Geeignete Medikamente
- Für Dauereinsatz: bronchien-erweiternde Medikamente, meist Sprays oder andere Inhalatoren
- Für den Notfall: kurz wirksame Sprays bei starker Atemnot
- Nur in ausgewählten Fällen: Kortisonsprays helfen gegen entzündete Bronchien
- Zusatzhilfe: Spezielle Geräte, in die der Patient hineinatmet, unterstützen das Schleimlösen.

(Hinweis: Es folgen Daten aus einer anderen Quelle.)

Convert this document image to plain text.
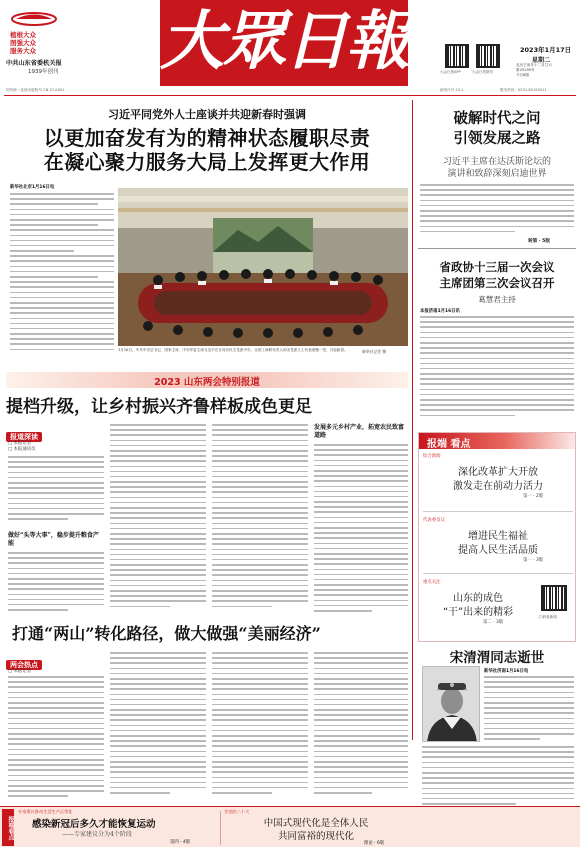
植根大众
图强大众
服务大众
中共山东省委机关报
1939年创刊 大眾日報	大众日报APP	大众日报微信
2023年1月17日
星期二
农历壬寅年十二月廿六
第25195号
今日8版
国内统一连续出版物号 CN 37-0001	邮发代号 23-1	服务热线：0531-85193511
习近平同党外人士座谈并共迎新春时强调
以更加奋发有为的精神状态履职尽责
在凝心聚力服务大局上发挥更大作用
新华社北京1月16日电
1月16日，中共中央总书记、国家主席、中央军委主席习近平在京同各民主党派中央、全国工商联负责人和无党派人士代表欢聚一堂，共迎新春。	新华社记者 摄
破解时代之问
引领发展之路
习近平主席在达沃斯论坛的
演讲和致辞深刻启迪世界
转第 · 5版
省政协十三届一次会议
主席团第三次会议召开
葛慧君主持
本报济南1月16日讯
报端 看点
综合新闻
深化改革扩大开放
激发走在前动力活力
第一 · 2版
代表委员议
增进民生福祉
提高人民生活品质
第一 · 3版
重点关注
山东的成色
“干”出来的精彩
第二 · 3版
扫码看新闻
宋清渭同志逝世
新华社济南1月16日电
2023 山东两会特别报道
提档升级，让乡村振兴齐鲁样板成色更足
报道深读
□ 本报记者
□ 本报通讯员
做好“头等大事”，稳步提升粮食产能
发展多元乡村产业，拓宽农民致富道路
打通“两山”转化路径，做大做强“美丽经济”
两会热点
□ 本报记者
报端看点
专家建议推动生活生产正常化
感染新冠后多久才能恢复运动
——专家建议分为4个阶段
第四 · 4版
学党的二十大
中国式现代化是全体人民
共同富裕的现代化
理论 · 6版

Beim Ausatmen erzeugen sie Schwingungen, die an die Bronchien heranreichen
Sportstunde zum Aufatmen
Mehr noch, betont Lungensport-Verfechterin Frisch: „Körperliches Training kann den Verlauf der Krankheit sogar abbremsen.“ Spielerisch stärken die Patienten dabei ihre geschwächte Atemmuskulatur, bauen zurückgebildete Muskeln wieder auf und erfahren, wie sie zu Hause mit Handtuch und Wasserflasche weiter trainieren. Oder wie sie es schaffen, trotz knapper Puste die Spülmaschine auszuräumen oder auf dem Balkon Blumen zu gießen. Auf Michaela Frischs Stundenplan steht auch, welche Körperpositionen das Atmen erleichtern, wie man sich günstig ernährt oder wie die Hilfsmittel zum Schleimlösen richtig funktionieren.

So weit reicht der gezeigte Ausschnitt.